A New York Family Lawyer said that, in an action, inter alia, to recover damages for breach of a separation agreement, the plaintiff wife appeals from stated portions of an order of the Supreme Court, Nassau County, dated January 23, 1989, which denied her motion for summary judgment, inter alia, dismissing the defendant husband’s counterclaims and affirmative defenses and for summary judgment in the plaintiff’s favor for arrears of maintenance and child support and for counsel fees, and the defendant cross-appeals from stated portions of the same order which, inter alia, denied his cross motion for summary judgment.
The plaintiff and the defendant in this action were divorced in 1975 pursuant to a Dominican Republic divorce judgment. A separation agreement survived and was not merged in that judgment. A Nassau Divorce Lawyer said that, the agreement provided for joint custody of the parties’ three daughters, all of whom were to reside with the plaintiff. Later, one of the children moved to live with defendant. Pursuant to the agreement, the defendant was obligated to provide support and maintenance to the plaintiff for her life, to be reduced in 1991 after all the children reached their majority, with a further reduction but not elimination in the event she remarried. The defendant was not obligated to make separate periodic child support payments but was required to pay for varied expenses incurred on behalf of the children, including expenses for summer camp, medical treatment, college education and transportation. The agreement placed no restriction on the plaintiff’s place of residence or change of residence, nor did it condition maintenance for the plaintiff or support for the children on the plaintiff’s residence. It provided no specific schedule for the time the children would spend with their father. Arrangements consented to by both parents provided time for the children with the defendant on certain week nights and weekends.

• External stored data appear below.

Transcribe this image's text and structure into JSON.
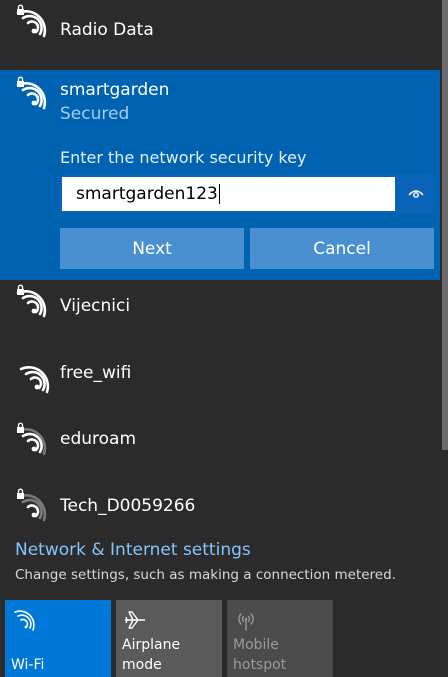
{
  "networks": [
    {
      "name": "Radio Data",
      "secured": true
    },
    {
      "name": "Vijecnici",
      "secured": true
    },
    {
      "name": "free_wifi",
      "secured": false
    },
    {
      "name": "eduroam",
      "secured": true
    },
    {
      "name": "Tech_D0059266",
      "secured": true
    }
  ],
  "selected": {
    "name": "smartgarden",
    "status": "Secured",
    "key_label": "Enter the network security key",
    "key_value": "smartgarden123",
    "next_label": "Next",
    "cancel_label": "Cancel"
  },
  "settings": {
    "link": "Network & Internet settings",
    "description": "Change settings, such as making a connection metered."
  },
  "quick_actions": {
    "wifi": "Wi-Fi",
    "airplane": "Airplane mode",
    "hotspot": "Mobile hotspot"
  },
  "colors": {
    "panel": "#2b2b2b",
    "selected": "#0063b1",
    "accent": "#0078d7",
    "link": "#86c4ff"
  }
}
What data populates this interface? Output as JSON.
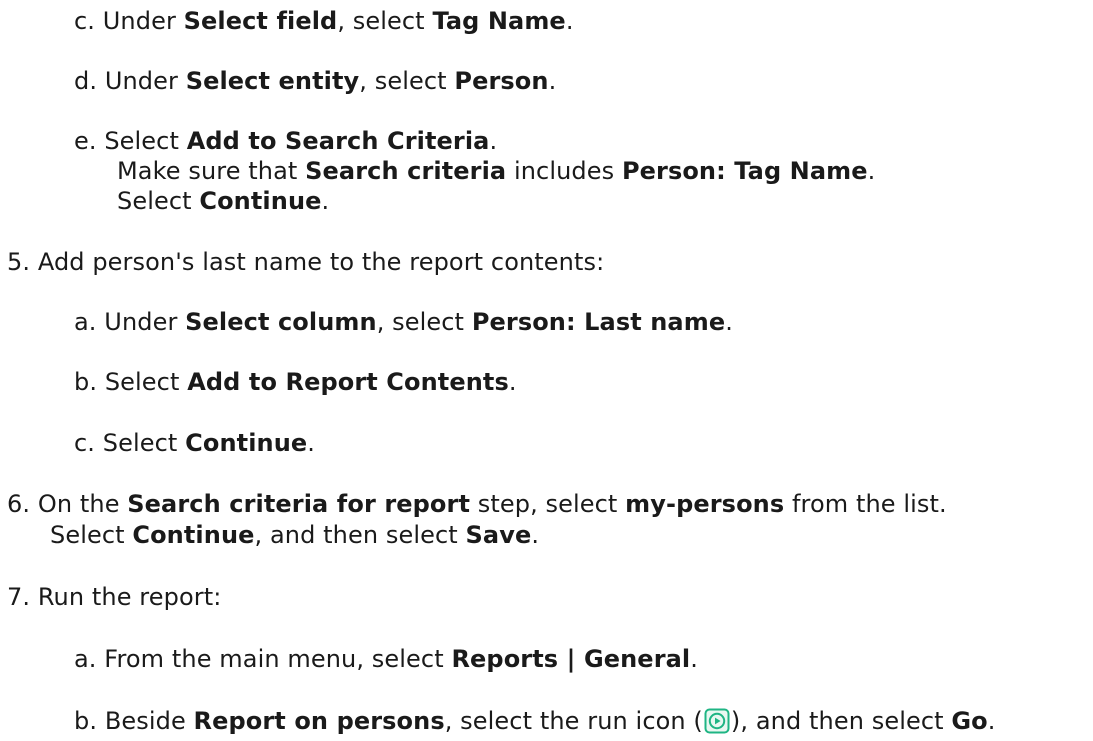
{
  "steps": {
    "s4c": {
      "marker": "c.",
      "t1": "Under ",
      "b1": "Select field",
      "t2": ", select ",
      "b2": "Tag Name",
      "t3": "."
    },
    "s4d": {
      "marker": "d.",
      "t1": "Under ",
      "b1": "Select entity",
      "t2": ", select ",
      "b2": "Person",
      "t3": "."
    },
    "s4e": {
      "marker": "e.",
      "l1": {
        "t1": "Select ",
        "b1": "Add to Search Criteria",
        "t2": "."
      },
      "l2": {
        "t1": "Make sure that ",
        "b1": "Search criteria",
        "t2": " includes ",
        "b2": "Person: Tag Name",
        "t3": "."
      },
      "l3": {
        "t1": "Select ",
        "b1": "Continue",
        "t2": "."
      }
    },
    "s5": {
      "marker": "5.",
      "text": "Add person's last name to the report contents:"
    },
    "s5a": {
      "marker": "a.",
      "t1": "Under ",
      "b1": "Select column",
      "t2": ", select ",
      "b2": "Person: Last name",
      "t3": "."
    },
    "s5b": {
      "marker": "b.",
      "t1": "Select ",
      "b1": "Add to Report Contents",
      "t2": "."
    },
    "s5c": {
      "marker": "c.",
      "t1": "Select ",
      "b1": "Continue",
      "t2": "."
    },
    "s6": {
      "marker": "6.",
      "l1": {
        "t1": "On the ",
        "b1": "Search criteria for report",
        "t2": " step, select ",
        "b2": "my-persons",
        "t3": " from the list."
      },
      "l2": {
        "t1": "Select ",
        "b1": "Continue",
        "t2": ", and then select ",
        "b2": "Save",
        "t3": "."
      }
    },
    "s7": {
      "marker": "7.",
      "text": "Run the report:"
    },
    "s7a": {
      "marker": "a.",
      "t1": "From the main menu, select ",
      "b1": "Reports | General",
      "t2": "."
    },
    "s7b": {
      "marker": "b.",
      "t1": "Beside ",
      "b1": "Report on persons",
      "t2": ", select the run icon (",
      "t3": "), and then select ",
      "b2": "Go",
      "t4": "."
    }
  },
  "icons": {
    "run_icon": "play-circle-icon",
    "run_icon_color": "#1fb584"
  }
}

A New York Child Custody Lawyer said that, in the summer of 1981, prior to her remarriage to the additional defendant on the counterclaims, the plaintiff informed the defendant that she would be moving with the children who were still living with her, in Westchester County to Muttontown in Nassau County in order to be close to her future husband’s established medical practice. After she and the children moved, the defendant stopped payment of his support and maintenance obligations. In September 1981 the plaintiff and her husband got married.